Ce jeudi 13 novembre 2025, plus de 550 000 lycéens et anciens élèves se sont assis derrière un pupitre, stylo en main, pour passer le Suneung (수능), l’examen d’entrée à l’université. Pendant une journée entière, le pays a littéralement ralenti son rythme pour eux : vols suspendus, circulation modifiée, horaires de travail décalés… et des milliers de parents en prière aux portes des écoles.

Qu’est-ce que le Suneung ?


Le Suneung, abréviation de “College Scholastic Ability Test” (CSAT), est le grand examen standardisé coréen. Il a lieu une fois par an, en novembre, et constitue le critère central pour l’accès aux universités, en particulier les plus prestigieuses de Séoul.


La journée est minutée :

Entrée en salle avant 8h10

Début des épreuves à 8h40 avec le coréen

Mathématiques en fin de matinée

Anglais après le déjeuner (dont une partie de compréhension orale)


Puis, selon les choix des candidats : études sociales ou sciences, seconde langue ou chinois classique


Fin officielle autour de 17h45, après près de 9 heures d’examen.


Tous les lycéens ne le passent pas le même jour dans leur vie, mais pour ceux qui s’y présentent, c’est l’aboutissement de plus de dix ans de scolarité orientée vers cette date.


En 2025, 554 174 personnes s’y sont inscrites, le plus haut niveau depuis sept ans. Près de 70 % sont des lycéens de terminale, les autres sont des diplômés qui retentent leur chance.


Un pays qui s’organise autour d’un examen


Ce qui frappe, vu de France, ce n’est pas seulement la difficulté de l’épreuve, mais la manière dont tout le pays se met en mode Suneung.


crédit photo : The Korea times : Un policier accompagne un élève pour qu'il ne soit pas en retard !
crédit photo : The Korea times : Un policier accompagne un élève pour qu'il ne soit pas en retard !

Le jour J :


  • Horaires décalés : les administrations, de nombreuses entreprises et même la Bourse de Séoul ouvrent plus tard, afin de fluidifier le trafic du matin et de laisser la priorité aux candidats sur la route et dans le métro.


  • Police mobilisée : des véhicules et motos de police sont prêts à escorter les élèves en retard jusqu’à leur centre d’examen. Certains policiers vont même chercher les repas oubliés à la maison pour les leur apporter à midi.


  • Silence dans le ciel : pendant l’épreuve de compréhension orale d’anglais, les décollages et atterrissages sont suspendus sur tout le territoire pendant environ une demi-heure. Les avions déjà en vol doivent rester à haute altitude pour limiter le bruit.

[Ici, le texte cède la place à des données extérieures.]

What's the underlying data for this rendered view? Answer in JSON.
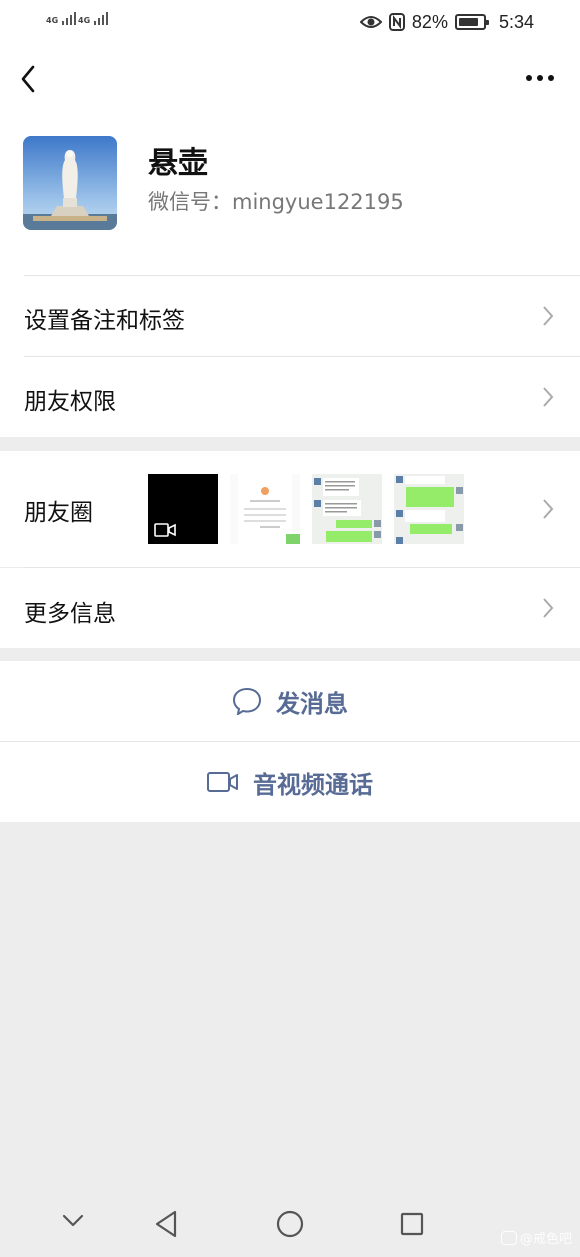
{
  "status_bar": {
    "signal1": "4G",
    "signal2": "4G",
    "battery_percent": "82%",
    "battery_level": 0.82,
    "time": "5:34"
  },
  "header": {
    "back_icon": "chevron-left-icon",
    "more_icon": "more-dots-icon"
  },
  "profile": {
    "nickname": "悬壶",
    "wechat_id": "微信号：mingyue122195"
  },
  "menu": {
    "remarks_tags": "设置备注和标签",
    "friend_permissions": "朋友权限",
    "moments": "朋友圈",
    "more_info": "更多信息"
  },
  "actions": {
    "send_message": "发消息",
    "video_call": "音视频通话"
  },
  "bottom_nav": {
    "icons": [
      "chevron-down-icon",
      "back-triangle-icon",
      "home-circle-icon",
      "recents-square-icon"
    ]
  },
  "watermark": "@戒色吧",
  "colors": {
    "accent": "#576b95",
    "background": "#ededed",
    "chat_green": "#95ec69"
  }
}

  • Circulation apaisée : autour des centres d’examen, les klaxons sont officiellement proscrits, certains chantiers sont arrêtés, la vitesse est réduite et l’offre de métro est renforcée.


Ce jour-là, on a vraiment l’impression que tout le pays se met d’accord pour dire : “Aujourd’hui, c’est pour eux.”


La solidarité nationale, au-delà des chiffres


Derrière les mesures spectaculaires, il y a surtout mille scènes du quotidien qui disent la solidarité coréenne :


Devant les lycées, des élèves plus jeunes forment des haies d’honneur, agitent des pancartes, distribuent des snacks porte-bonheur et des boissons chaudes à leurs aînés.


Des parents, parfois les grands-parents, attendent des heures devant les grilles, dans le froid de novembre, avec des mains jointes, des yeux rougis, des thermos de soupe ou de thé dans les sacs.


Dans les temples bouddhistes et les églises, des cérémonies spéciales sont organisées pour les candidats. Des murs entiers sont recouverts de petits cartons de vœux accrochés par des familles.


Les voisins évitent de faire du bruit, les commerçants baissent un peu la musique, les Coréens parlent plus doucement près des écoles.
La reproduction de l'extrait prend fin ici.